Crucially, Musk’s vision of Twitter as an unmoderated, unmediated speech model, will likely stifle speech in the countries where most Twitters users live. Half of Twitter’s ad revenues come from the United States but over 80% of its users live outside of the United States. Most of these users live in countries that don’t have the same constitutional and legal protections for speech, as those in place in America. As such, in the interest of protecting free speech principles, it is crucial for American platforms that operate internationally to make individualized choices over content moderation.
In 2021, Twitter refused to block some accounts that the Indian government had ordered to be shut down. Indian farmers were staging mass anti-government protests in New Delhi at the time, and India’s government sought to stifle anti-government speech on social media. Fearing that submitting to the Indian government’s demands could potentially stifle free speech, Twitter refused to take down the accounts on the premise that they were “ keeping with [their] principles of defending protected speech and freedom of expression.” Under Twitter’s previous ownership, they even went as far as to file a lawsuit against the Indian government in a regional court, challenging its demands to remove 39 tweets and accounts related to the farmer protests.  Twitter’s former leadership vehemently resisted India’s state censorship demands to preserve political free speech on the platform. However, Musk has stated that he wants Twitter to follow local laws in the countries where it operates. Thus, it is unlikely that the platform’s vigorous defense of free speech principles in foreign nations will continue.

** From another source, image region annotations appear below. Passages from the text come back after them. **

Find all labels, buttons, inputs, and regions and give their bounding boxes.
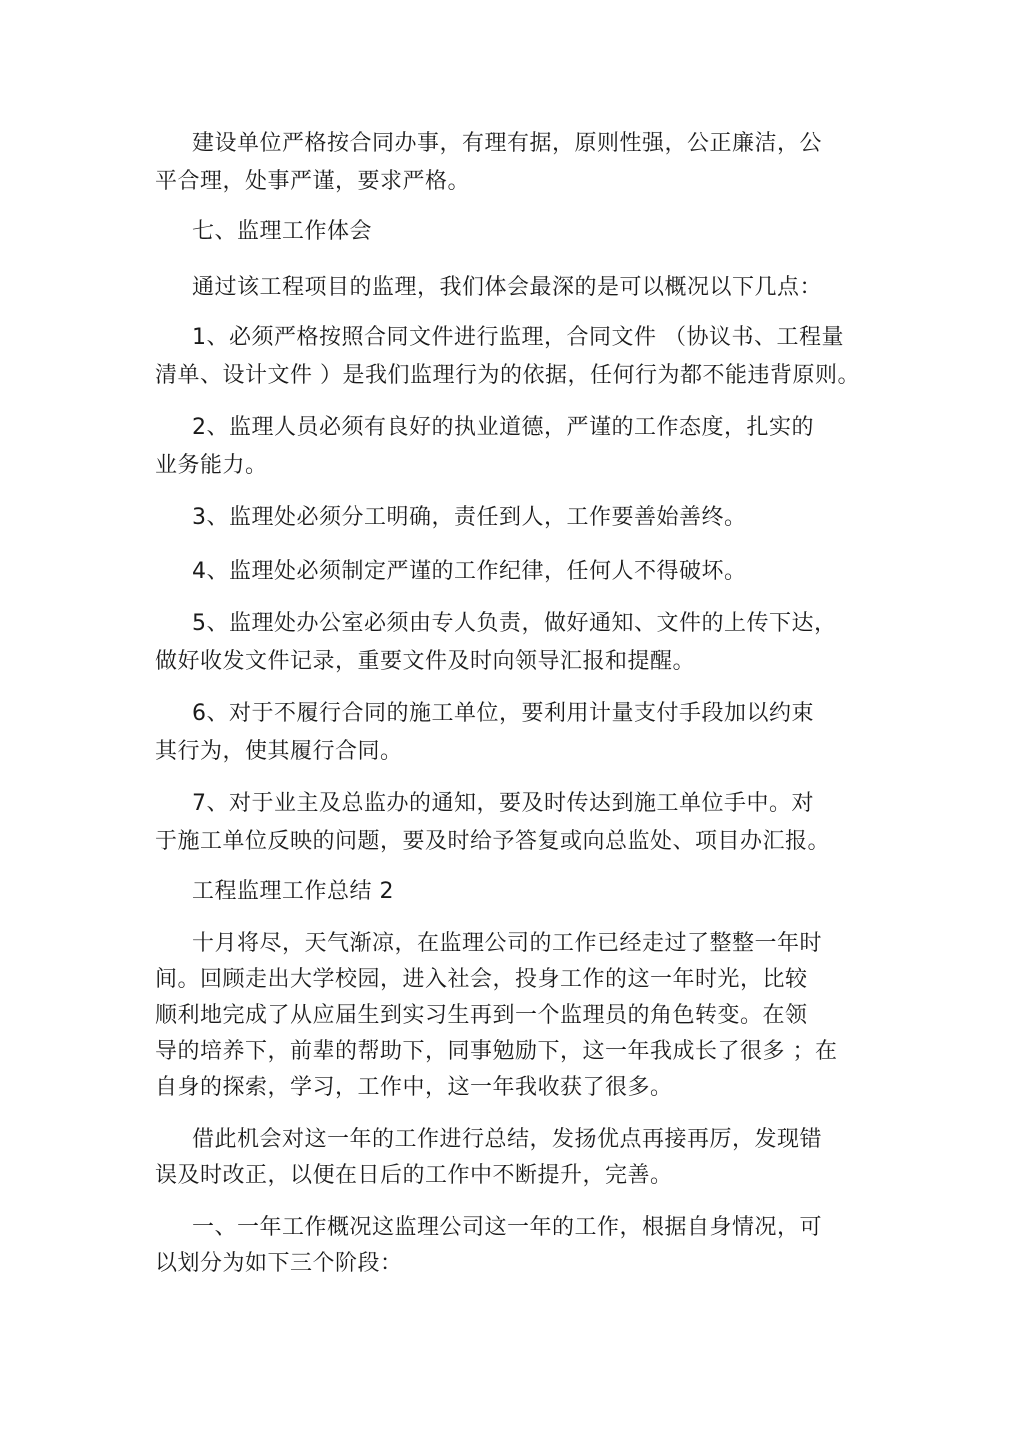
list-item-line: 1、必须严格按照合同文件进行监理，合同文件 （协议书、工程量 [192, 325, 844, 350]
list-item-line: 4、监理处必须制定严谨的工作纪律，任何人不得破坏。 [192, 559, 747, 584]
text-line: 平合理，处事严谨，要求严格。 [155, 169, 471, 194]
section-title: 工程监理工作总结 2 [192, 879, 394, 904]
text-line: 导的培养下，前辈的帮助下，同事勉励下，这一年我成长了很多 ；在 [155, 1039, 838, 1064]
text-line: 借此机会对这一年的工作进行总结，发扬优点再接再厉，发现错 [192, 1127, 823, 1152]
list-item-line: 5、监理处办公室必须由专人负责，做好通知、文件的上传下达， [192, 611, 837, 636]
list-item-line: 其行为，使其履行合同。 [155, 739, 403, 764]
list-item-line: 2、监理人员必须有良好的执业道德，严谨的工作态度，扎实的 [192, 415, 814, 440]
list-item-line: 3、监理处必须分工明确，责任到人，工作要善始善终。 [192, 505, 747, 530]
text-line: 顺利地完成了从应届生到实习生再到一个监理员的角色转变。在领 [155, 1003, 808, 1028]
list-item-line: 清单、设计文件 ）是我们监理行为的依据，任何行为都不能违背原则。 [155, 363, 860, 388]
text-line: 十月将尽，天气渐凉，在监理公司的工作已经走过了整整一年时 [192, 931, 823, 956]
text-line: 误及时改正，以便在日后的工作中不断提升，完善。 [155, 1163, 673, 1188]
text-line: 通过该工程项目的监理，我们体会最深的是可以概况以下几点： [192, 275, 823, 300]
text-line: 自身的探索，学习，工作中，这一年我收获了很多。 [155, 1075, 673, 1100]
list-item-line: 6、对于不履行合同的施工单位，要利用计量支付手段加以约束 [192, 701, 814, 726]
section-heading: 七、监理工作体会 [192, 219, 373, 244]
list-item-line: 做好收发文件记录，重要文件及时向领导汇报和提醒。 [155, 649, 696, 674]
text-line: 以划分为如下三个阶段： [155, 1251, 403, 1276]
text-line: 建设单位严格按合同办事，有理有据，原则性强，公正廉洁，公 [192, 131, 823, 156]
list-item-line: 业务能力。 [155, 453, 268, 478]
list-item-line: 7、对于业主及总监办的通知，要及时传达到施工单位手中。对 [192, 791, 814, 816]
text-line: 间。回顾走出大学校园，进入社会，投身工作的这一年时光，比较 [155, 967, 808, 992]
text-line: 一、一年工作概况这监理公司这一年的工作，根据自身情况，可 [192, 1215, 823, 1240]
list-item-line: 于施工单位反映的问题，要及时给予答复或向总监处、项目办汇报。 [155, 829, 831, 854]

Further, the platform experienced a drastic spike in hate speech following Musk’s acquisition of Twitter.  In the 12-hour period directly following the takeover, Twitter saw nearly a 500% increase in use of the N-word. In the following week, tweets including the word “Jew” increased five times the rate it was at since before Musk’s acquisition, and tweets with the highest engagement were overly antisemitic. Since the takeover, there has also been a notable rise in misogynistic and transphobic language operating on the platform. Musk has also restored controversial, right-leaning, political figure, Donald Trump, to the platform and fired the team previously in place to monitor and censure hate speech. Thus, it appears that right-leaning people on the platform, whose viewpoints (research shows) have already been proven to be disproportionately spread in their favor, have become further empowered on Twitter following Musk’s acquisition.

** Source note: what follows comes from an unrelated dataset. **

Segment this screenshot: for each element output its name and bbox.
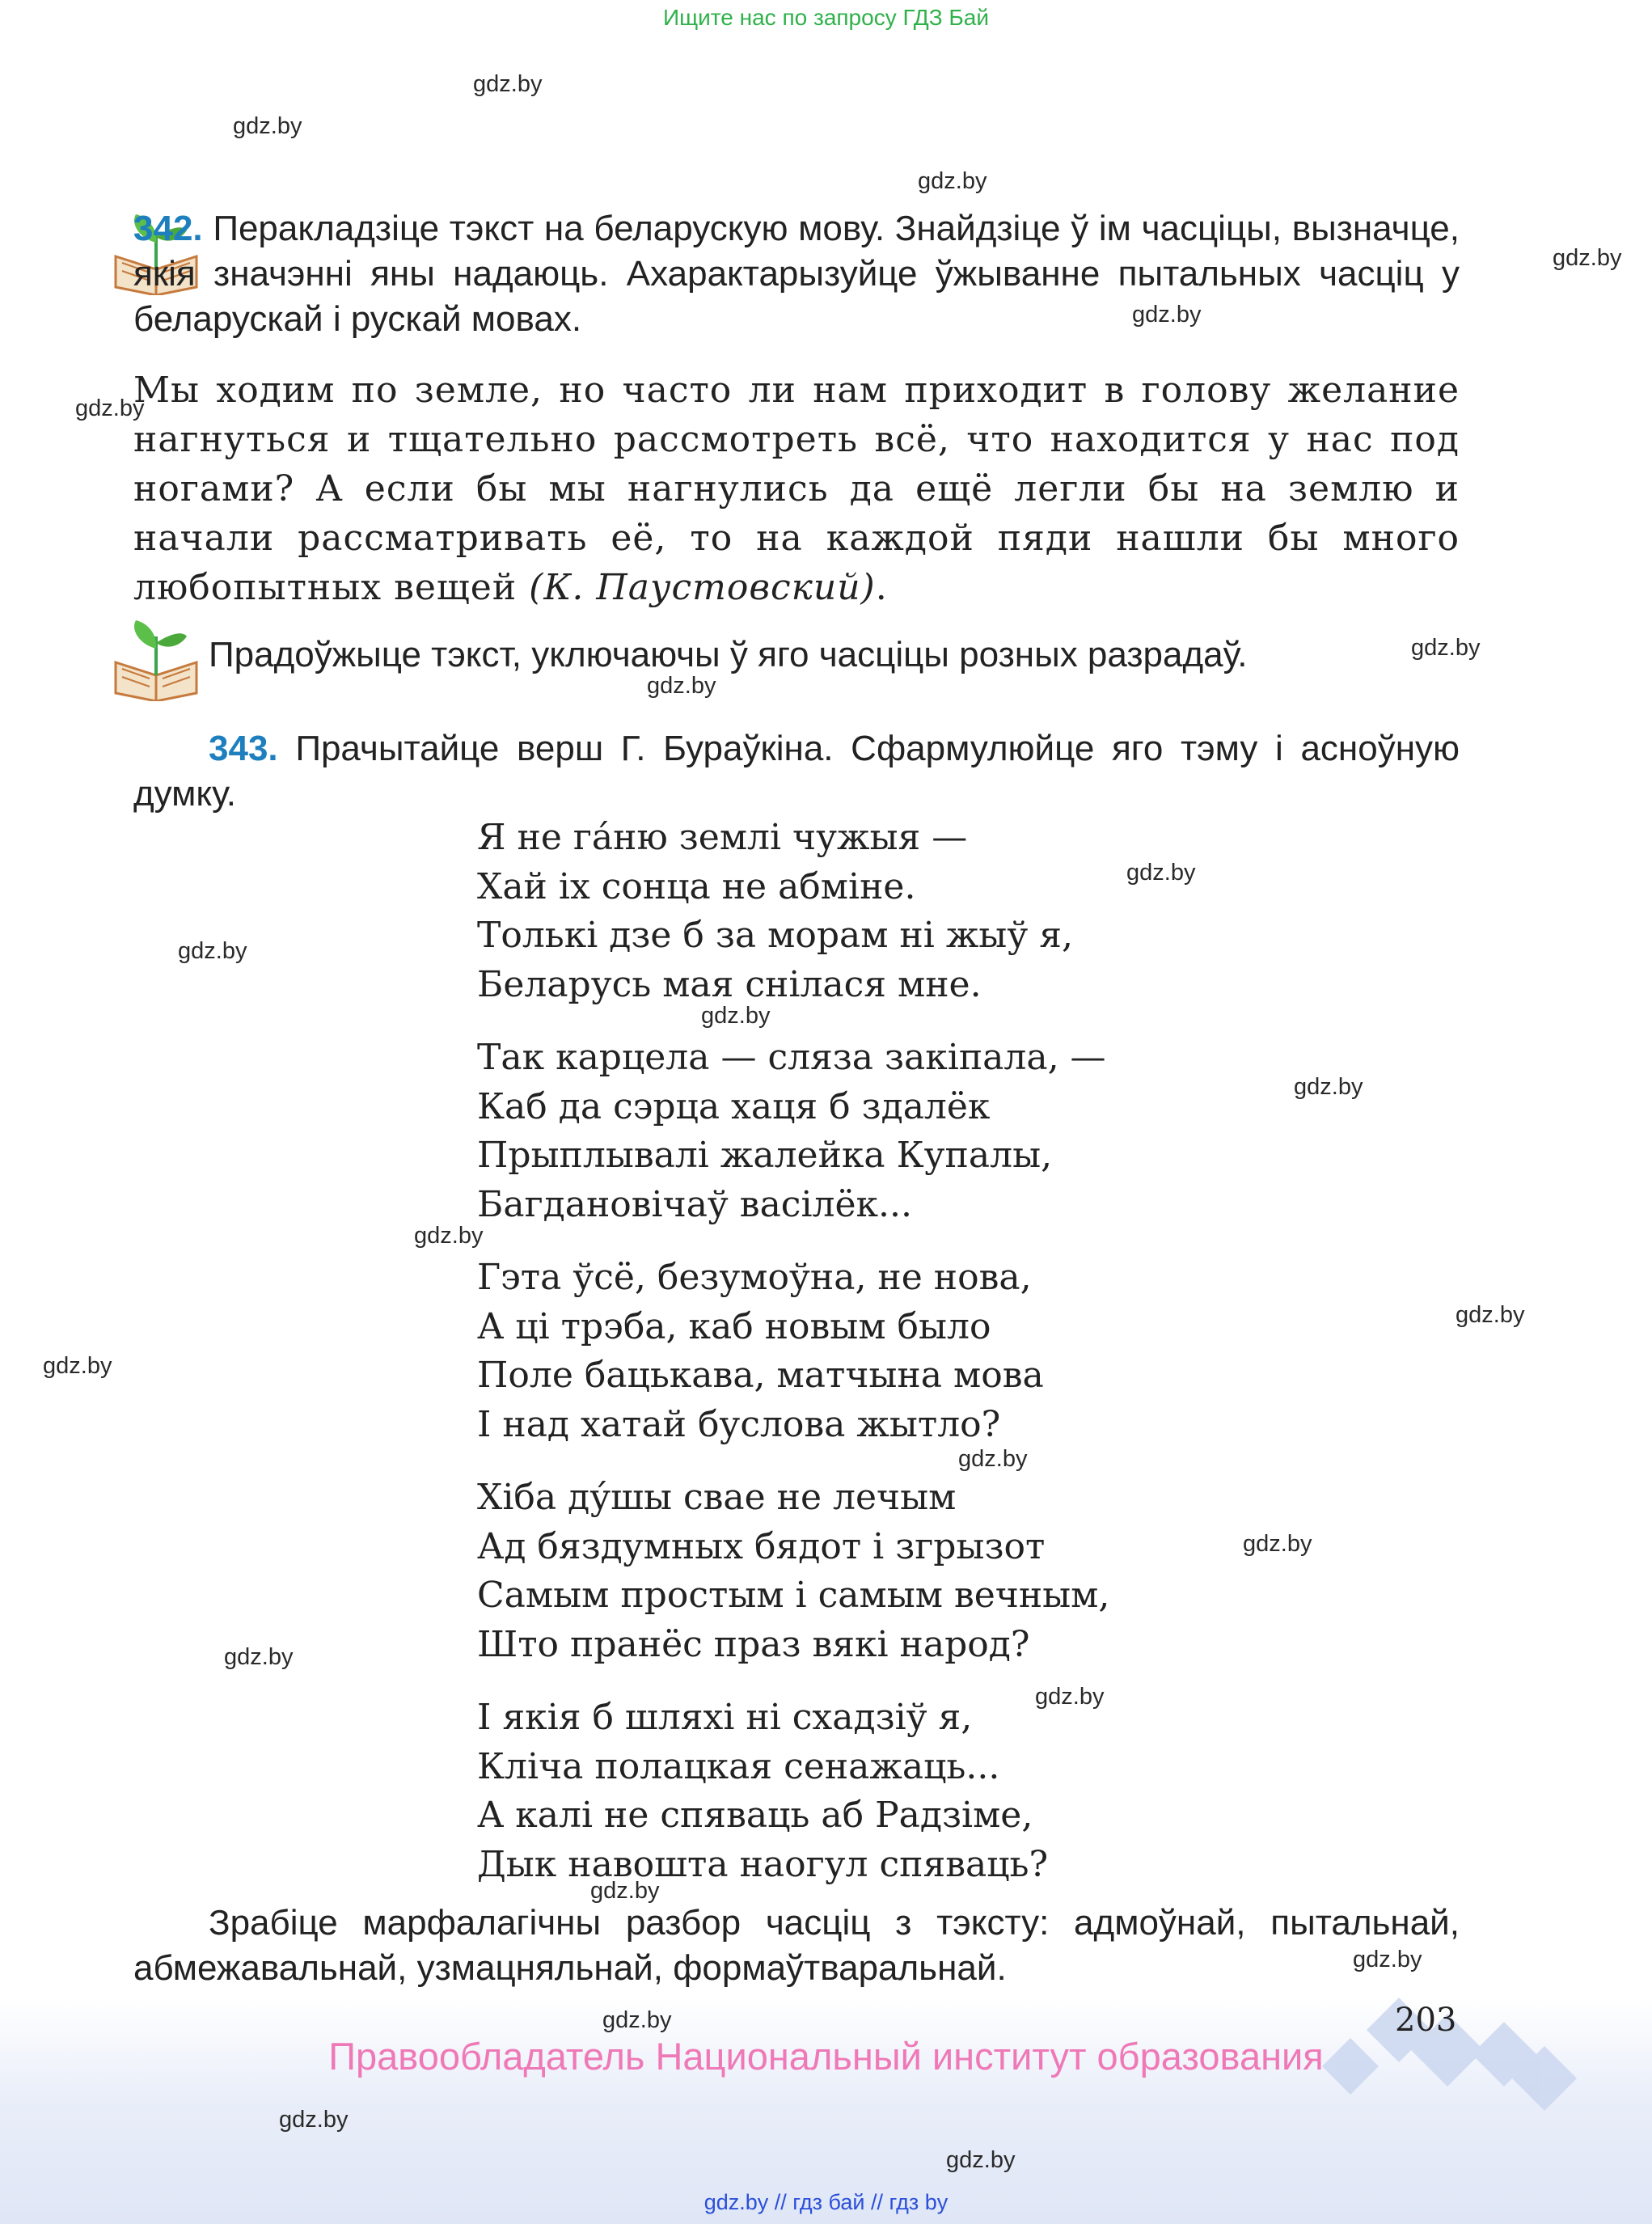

In the saga that is the Twitter Takeover, ultimately, shareholders’ interests were prioritized at the expense of large scale ethical and social ramifications. Instead of solving a free speech issue (which research suggests didn’t exist, and one of Musk’s primary motivations for acquiring Twitter) Musk’s takeover seems to have only further complicated Twitter’s efforts to promote free speech, sparking a rise in hate speech. In addition, thousands of employees were suddenly thrust into unemployment in the process, while those who managed to escape layoffs are now subject to increasingly intolerable working conditions. Elon Musk’s Twitter Takeover illustrates how maximizing shareholder profits is often at odds with the best interests of the company or even of greater society at large. Thus, a legal rule obligating directors to act solely in the interest to obtain the highest payout for their shareholders, without exception, makes the circumstance of forced sales that yield unethical outcomes inevitable.